Question

The equation for the reaction between zinc and dilute hydrochloric acid is Zn 2HCi ZnCi2 + H2
What the volume of hydrogen gas produced by 3.25g of zinc?

Answer 1

Hydrogen gas is prepared in the laboratory by reacting dilute HCl with granulated zinc.

Explanation:

Given: The equation for the reaction between zinc and dilute hydrochloric acid is:

Zn + 2HCl → ZnCl2 + H2

Find: Volume of hydrogen gas produced by 3.25g of zinc.

Solution:  

Molar mass of Zn = 65.4 g/mol

So 65.4 g of zinc liberates 1 mol of hydrogen gas (22.4 L) at STP

Therefore 3.25 g of zinc will liberate:  

22.5 / 65.4 * 3.5 = 1.20 L of hydrogen gas at STP

Answer 2

To find:

• Amount of hydrogen gas when 3.25 g of zinc is used in the equation?

Calculation:

$\boxed{\bf Zn+2HCl\rightarrow ZnCl_{2}+H_{2}}$

• Now, in this question, we will consider Zn as the limiting reagent.

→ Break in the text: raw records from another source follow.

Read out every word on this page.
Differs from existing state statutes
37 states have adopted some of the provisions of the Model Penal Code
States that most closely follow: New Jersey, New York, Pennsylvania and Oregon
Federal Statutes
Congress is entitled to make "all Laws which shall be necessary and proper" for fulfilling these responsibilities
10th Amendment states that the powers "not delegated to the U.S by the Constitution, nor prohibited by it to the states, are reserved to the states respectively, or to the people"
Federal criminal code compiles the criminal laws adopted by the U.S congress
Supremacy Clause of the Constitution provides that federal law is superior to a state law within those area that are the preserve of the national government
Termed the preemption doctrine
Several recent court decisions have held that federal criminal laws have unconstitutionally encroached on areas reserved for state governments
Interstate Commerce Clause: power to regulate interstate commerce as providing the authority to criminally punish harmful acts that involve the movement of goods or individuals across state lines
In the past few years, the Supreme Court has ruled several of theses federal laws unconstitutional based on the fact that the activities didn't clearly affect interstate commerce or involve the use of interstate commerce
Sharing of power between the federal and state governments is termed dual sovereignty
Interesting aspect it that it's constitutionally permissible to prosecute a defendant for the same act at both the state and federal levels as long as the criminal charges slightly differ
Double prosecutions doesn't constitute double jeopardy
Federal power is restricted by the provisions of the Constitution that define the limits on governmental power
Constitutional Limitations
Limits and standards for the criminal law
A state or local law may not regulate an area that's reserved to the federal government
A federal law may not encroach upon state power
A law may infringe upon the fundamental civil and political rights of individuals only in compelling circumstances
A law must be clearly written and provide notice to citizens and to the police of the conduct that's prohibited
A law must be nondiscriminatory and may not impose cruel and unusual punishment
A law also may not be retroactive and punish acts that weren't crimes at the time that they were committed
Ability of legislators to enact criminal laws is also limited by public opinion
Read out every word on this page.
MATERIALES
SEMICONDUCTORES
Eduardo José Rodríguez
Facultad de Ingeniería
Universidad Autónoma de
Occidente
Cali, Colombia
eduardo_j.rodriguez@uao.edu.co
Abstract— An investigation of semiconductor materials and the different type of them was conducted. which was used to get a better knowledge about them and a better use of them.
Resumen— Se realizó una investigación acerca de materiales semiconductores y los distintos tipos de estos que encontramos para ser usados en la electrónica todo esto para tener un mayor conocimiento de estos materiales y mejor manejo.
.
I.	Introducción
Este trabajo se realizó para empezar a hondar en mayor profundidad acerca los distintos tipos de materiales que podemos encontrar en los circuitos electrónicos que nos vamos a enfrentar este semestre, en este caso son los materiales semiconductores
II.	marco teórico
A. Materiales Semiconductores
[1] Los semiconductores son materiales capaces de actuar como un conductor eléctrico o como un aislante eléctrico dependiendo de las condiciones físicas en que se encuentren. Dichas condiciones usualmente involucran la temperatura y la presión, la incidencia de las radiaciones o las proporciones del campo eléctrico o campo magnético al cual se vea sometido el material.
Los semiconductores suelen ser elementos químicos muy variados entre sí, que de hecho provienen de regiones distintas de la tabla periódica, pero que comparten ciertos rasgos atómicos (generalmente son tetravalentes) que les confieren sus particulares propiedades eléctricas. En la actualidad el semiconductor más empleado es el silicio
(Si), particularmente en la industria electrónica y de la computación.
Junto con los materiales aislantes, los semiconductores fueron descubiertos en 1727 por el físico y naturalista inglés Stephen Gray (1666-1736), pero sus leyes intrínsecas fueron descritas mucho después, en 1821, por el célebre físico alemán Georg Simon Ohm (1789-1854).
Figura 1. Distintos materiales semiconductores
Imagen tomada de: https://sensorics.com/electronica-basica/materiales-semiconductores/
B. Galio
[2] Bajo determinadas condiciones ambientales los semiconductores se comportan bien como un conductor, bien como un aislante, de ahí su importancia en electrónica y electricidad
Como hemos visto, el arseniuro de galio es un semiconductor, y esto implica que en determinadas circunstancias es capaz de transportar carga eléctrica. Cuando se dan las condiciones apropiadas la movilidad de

• Also, we will simply use UNITARY METHOD in this kind of stoichiometric questions.

So, 1 mole of Zn (65 grams) produces 22.4 L of hydrogen gas at STP.

Now, 3.25 grams of Zn will produce $\dfrac{22.4}{65}\times 3.25 = 1.12\:Litres$

So, volume of Hydrogen gas produced is 1.12 Litres.